Lamb Chops with Mustard-Herb Crust
These restaurant-worthy chops are ready in just 20 minutes. If it's available, choose grass-fed lamb instead of grain-fed -- the flavor simply can't be beat. Adapted from chef Emeril Lagasse's book "Emeril 20-40-60" (HarperStudio, 2009).
- Total Time:
- Servings: 4
Source: Everyday Food, November 2009
- 1/4 cup Dijon mustard
- 1 tablespoon minced garlic
- 1/2 cup plain dried breadcrumbs
- 2 tablespoons finely grated Parmesan
- 1 tablespoon minced fresh rosemary
- 1 teaspoon dried Italian herbs
- 8 lamb chops (3 to 4 ounces each)
- Coarse salt and ground pepper
- 2 tablespoons vegetable oil
In a small bowl, combine mustard and garlic. In a wide shallow bowl, combine breadcrumbs, Parmesan, rosemary, and dried herbs; whisk to combine. Pat lamb chops dry with a paper towel and season with 2 teaspoons salt and 1 teaspoon pepper.

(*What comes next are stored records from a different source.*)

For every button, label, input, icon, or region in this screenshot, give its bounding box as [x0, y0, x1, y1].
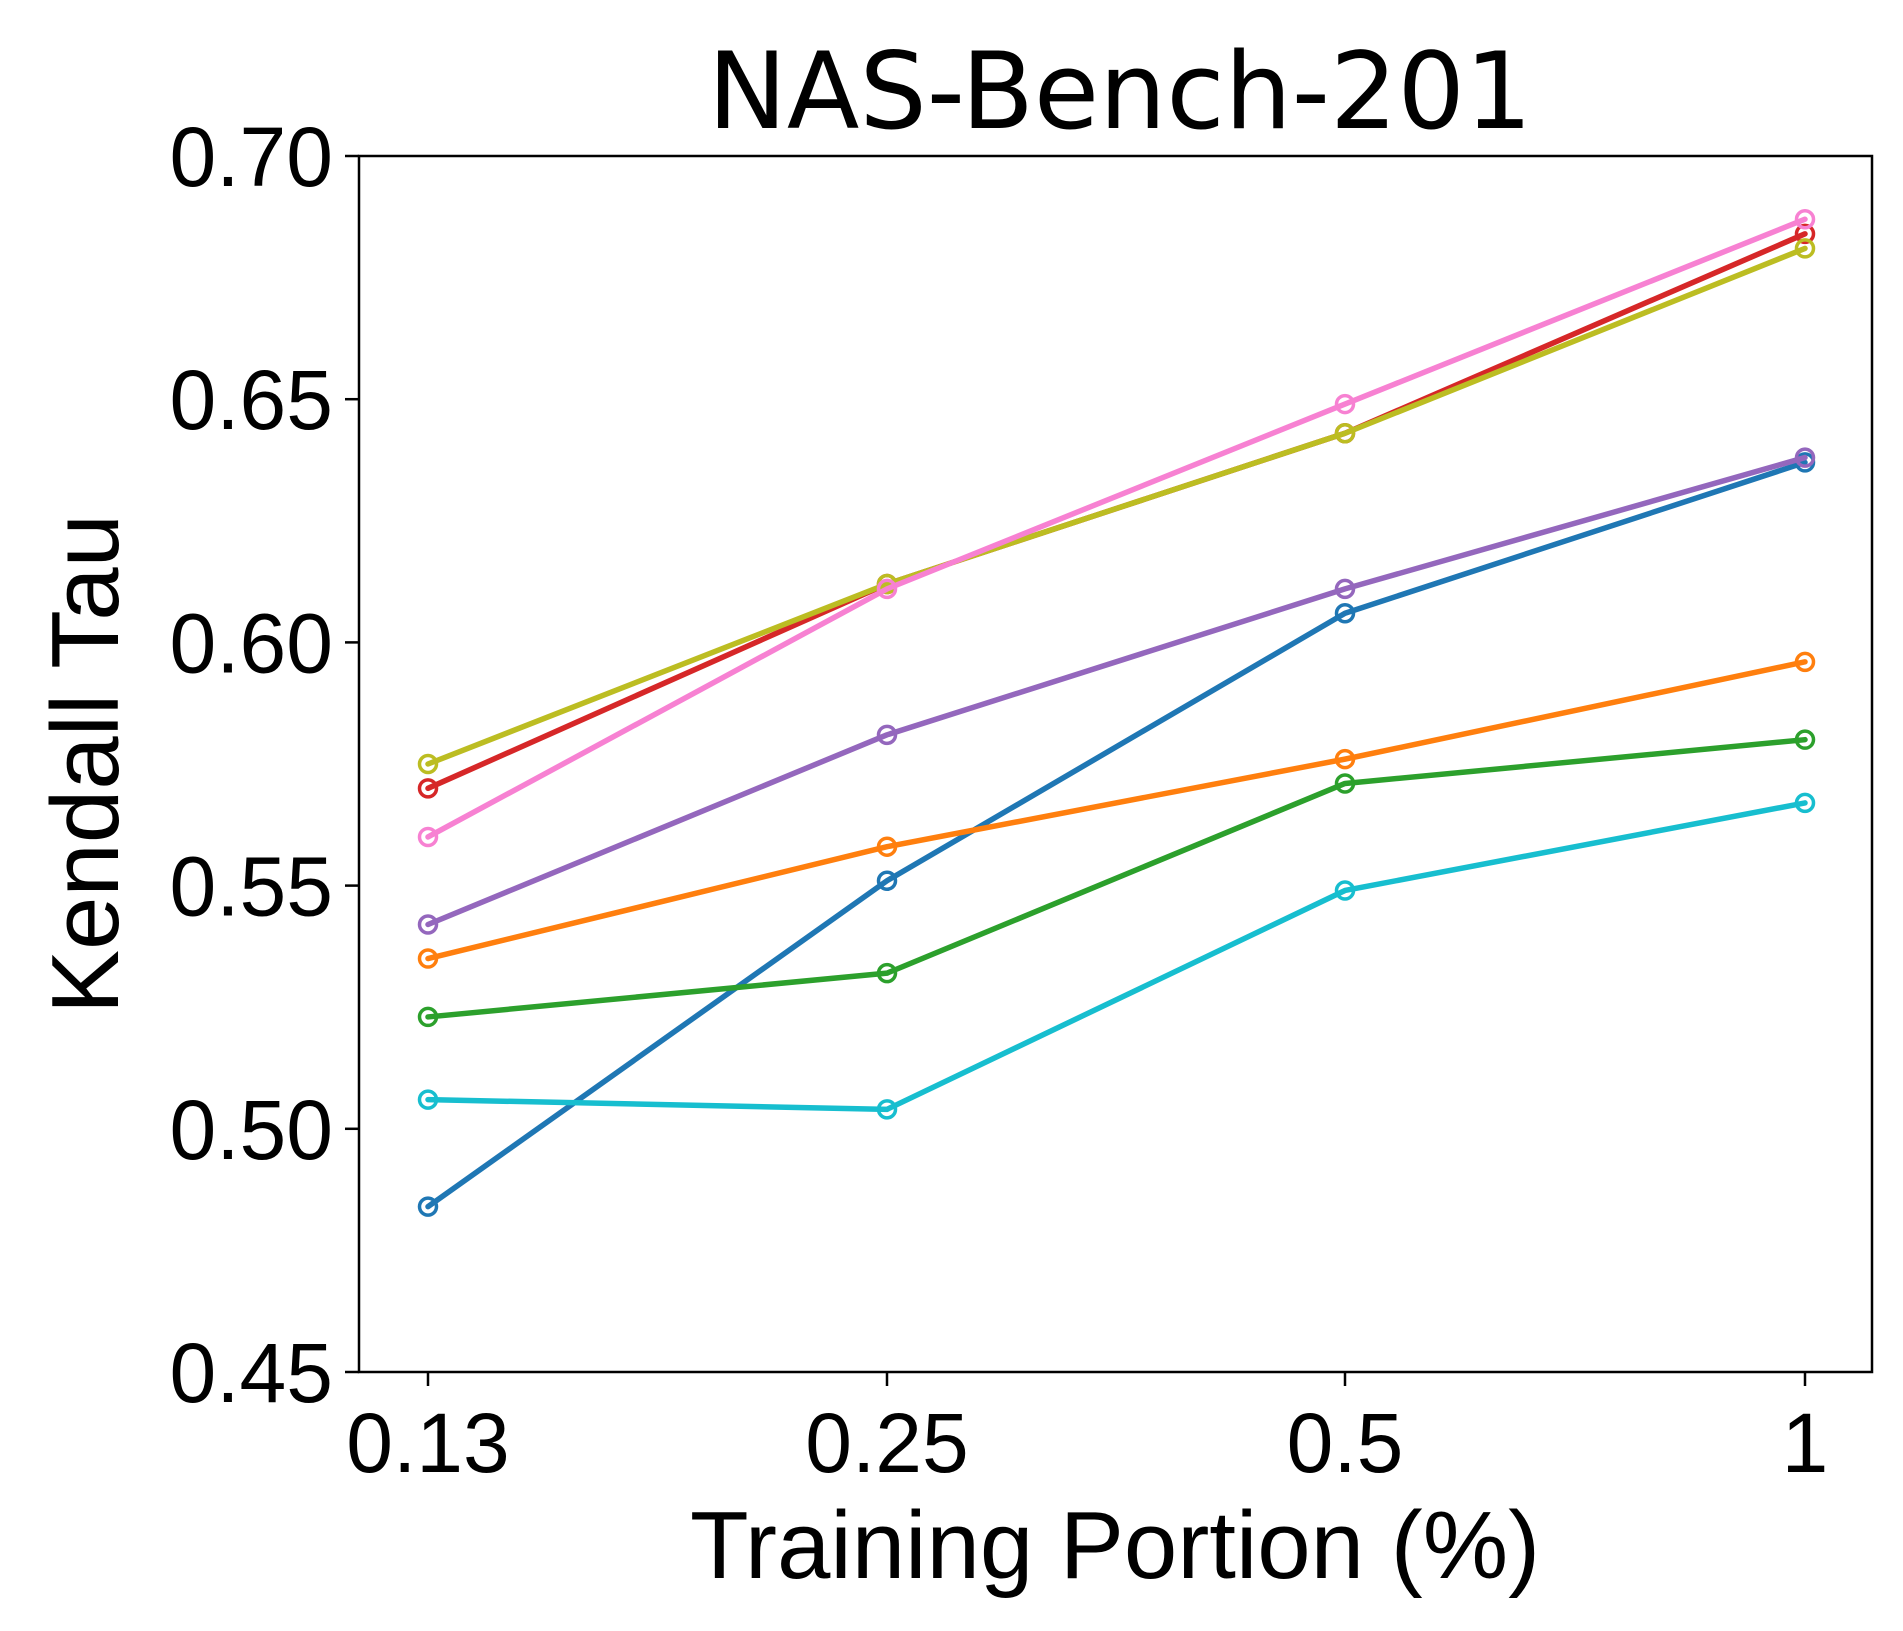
plot-series — [417, 208, 1816, 1217]
series-green-point — [876, 962, 898, 984]
y-tick-label: 0.70 — [170, 110, 334, 204]
plot-frame — [357, 154, 1874, 1374]
series-orange-line — [425, 659, 1808, 962]
series-orange-point — [1334, 748, 1356, 770]
y-tick-label: 0.60 — [170, 596, 334, 690]
series-orange — [417, 651, 1816, 969]
series-cyan-line — [425, 800, 1808, 1113]
y-axis-label: Kendall Tau — [32, 514, 139, 1014]
series-cyan — [417, 792, 1816, 1120]
series-olive-point — [1334, 422, 1356, 444]
series-olive-point — [417, 753, 439, 775]
series-green — [417, 729, 1816, 1028]
series-purple-point — [1794, 447, 1816, 468]
series-blue-line — [425, 459, 1808, 1210]
series-blue-point — [417, 1196, 439, 1217]
series-red-point — [1794, 223, 1816, 245]
series-olive-line — [425, 245, 1808, 767]
series-purple — [417, 447, 1816, 935]
series-cyan-point — [1794, 792, 1816, 814]
series-blue — [417, 452, 1816, 1217]
series-pink — [417, 208, 1816, 848]
series-cyan-point — [1334, 880, 1356, 901]
series-purple-point — [876, 724, 898, 746]
series-cyan-point — [417, 1089, 439, 1110]
y-tick-label: 0.55 — [170, 840, 334, 934]
series-green-point — [1794, 729, 1816, 750]
x-axis: 0.13 0.25 0.5 1 — [346, 1372, 1828, 1490]
y-tick-label: 0.65 — [170, 353, 334, 447]
x-tick-label: 0.13 — [346, 1396, 510, 1490]
series-orange-point — [1794, 651, 1816, 673]
y-tick-label: 0.45 — [170, 1326, 334, 1420]
series-pink-line — [425, 216, 1808, 840]
series-orange-point — [876, 836, 898, 857]
y-axis: 0.45 0.50 0.55 0.60 0.65 0.70 — [170, 110, 359, 1420]
chart-title: NAS-Bench-201 — [708, 30, 1533, 153]
x-tick-label: 0.5 — [1287, 1396, 1404, 1490]
series-red-point — [417, 778, 439, 799]
series-cyan-point — [876, 1099, 898, 1120]
series-green-line — [425, 736, 1808, 1020]
y-tick-label: 0.50 — [170, 1083, 334, 1177]
series-olive-point — [1794, 238, 1816, 259]
x-tick-label: 0.25 — [805, 1396, 969, 1490]
series-purple-point — [417, 914, 439, 935]
series-purple-line — [425, 454, 1808, 928]
series-green-point — [1334, 773, 1356, 794]
x-axis-label: Training Portion (%) — [690, 1492, 1540, 1599]
x-tick-label: 1 — [1782, 1396, 1829, 1490]
series-pink-point — [417, 826, 439, 848]
series-olive — [417, 238, 1816, 775]
series-green-point — [417, 1006, 439, 1028]
series-orange-point — [417, 948, 439, 969]
series-blue-point — [1334, 602, 1356, 624]
series-pink-point — [1794, 208, 1816, 230]
series-pink-point — [876, 578, 898, 600]
series-blue-point — [876, 870, 898, 891]
series-purple-point — [1334, 578, 1356, 600]
series-pink-point — [1334, 393, 1356, 415]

With a basting brush, lightly coat lamb chops with mustard mixture, then dredge in breadcrumb mixture.
In a large nonstick saucepan, heat 1 tablespoon oil over medium-high. Add half the lamb chops to pan and cook until browned, 2 to 3 minutes per side. Repeat with remaining chops and oil. Let lamb chops rest 5 minutes before serving.